Americans Drop Health Insurance Coverage as Prices Rise
In 2017, health insurance prices rose by an average of over twenty percent across the United States. Americans who qualified for the Affordable Care Act’s subsidies maintained their insurance, but those who earned too much to qualify for financial help increasingly appear to have dropped their coverage.
A new government report shows that about one million people let their health insurance coverage lapse last year. For the first time, the Department of Health and Human Services is looking at people who buy their own insurance but do not qualify for federal subsidies.
For individuals who earn about $48,000, they must pay full price for their healthcare. The Trump Administration has reduced advertising for the insurance enrollment periods and has made it more difficult for people to sign up for insurance later in the year.

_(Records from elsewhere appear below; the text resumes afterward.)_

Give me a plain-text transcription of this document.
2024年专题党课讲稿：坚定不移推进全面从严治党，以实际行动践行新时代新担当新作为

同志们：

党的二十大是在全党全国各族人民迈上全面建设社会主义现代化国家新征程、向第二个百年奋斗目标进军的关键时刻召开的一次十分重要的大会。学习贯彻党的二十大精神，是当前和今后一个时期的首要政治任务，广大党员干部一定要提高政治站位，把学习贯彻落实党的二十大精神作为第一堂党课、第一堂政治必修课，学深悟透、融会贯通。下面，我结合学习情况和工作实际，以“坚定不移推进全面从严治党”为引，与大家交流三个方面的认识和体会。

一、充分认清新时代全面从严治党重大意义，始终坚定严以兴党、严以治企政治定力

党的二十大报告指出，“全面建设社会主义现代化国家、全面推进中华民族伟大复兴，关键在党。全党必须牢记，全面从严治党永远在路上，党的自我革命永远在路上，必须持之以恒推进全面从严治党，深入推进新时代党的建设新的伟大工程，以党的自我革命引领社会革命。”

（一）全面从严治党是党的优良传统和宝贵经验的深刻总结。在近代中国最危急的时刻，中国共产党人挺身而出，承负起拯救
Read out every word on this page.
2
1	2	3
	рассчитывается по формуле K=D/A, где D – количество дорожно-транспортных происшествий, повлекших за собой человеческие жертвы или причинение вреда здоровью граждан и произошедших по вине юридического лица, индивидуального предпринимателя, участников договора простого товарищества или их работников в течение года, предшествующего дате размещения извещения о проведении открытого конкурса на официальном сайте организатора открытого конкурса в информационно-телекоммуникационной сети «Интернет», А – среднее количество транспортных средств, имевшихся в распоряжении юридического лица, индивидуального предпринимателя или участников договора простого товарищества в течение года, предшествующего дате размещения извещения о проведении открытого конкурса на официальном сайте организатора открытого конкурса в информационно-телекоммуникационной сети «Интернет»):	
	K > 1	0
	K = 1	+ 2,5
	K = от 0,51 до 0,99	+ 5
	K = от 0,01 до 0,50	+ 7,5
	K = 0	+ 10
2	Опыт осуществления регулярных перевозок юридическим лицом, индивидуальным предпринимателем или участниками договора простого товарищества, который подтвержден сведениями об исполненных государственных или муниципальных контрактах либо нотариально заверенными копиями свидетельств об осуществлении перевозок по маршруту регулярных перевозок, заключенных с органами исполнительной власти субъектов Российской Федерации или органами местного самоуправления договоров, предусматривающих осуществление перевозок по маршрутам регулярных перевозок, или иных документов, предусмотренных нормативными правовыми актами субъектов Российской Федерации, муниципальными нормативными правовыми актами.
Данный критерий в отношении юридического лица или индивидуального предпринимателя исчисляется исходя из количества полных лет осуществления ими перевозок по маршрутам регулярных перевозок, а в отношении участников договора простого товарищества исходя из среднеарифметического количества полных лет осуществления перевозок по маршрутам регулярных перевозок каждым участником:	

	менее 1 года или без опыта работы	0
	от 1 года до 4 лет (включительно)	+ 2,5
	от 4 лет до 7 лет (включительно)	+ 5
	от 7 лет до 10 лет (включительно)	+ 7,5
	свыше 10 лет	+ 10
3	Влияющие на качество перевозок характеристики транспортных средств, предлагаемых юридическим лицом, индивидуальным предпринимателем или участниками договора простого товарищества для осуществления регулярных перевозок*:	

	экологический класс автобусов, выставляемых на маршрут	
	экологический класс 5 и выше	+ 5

The Administration has also taken steps that are likely to raise the prices of health insurance even higher, including eliminating payments to insurance companies that are meant to help offset the cost of covering the lowest-income patients. Additionally, as of January 2019, individuals who do not have health insurance will no longer need to pay a fine, and “short-term limited duration” insurance is being proposed that will provide fewer benefits and can reject people with histories of illness. These changes will draw healthier individuals out of the market and raise prices for those who stay.
According to the Congressional Budget Office, the Administration’s policies will raise insurance prices by over ten percent.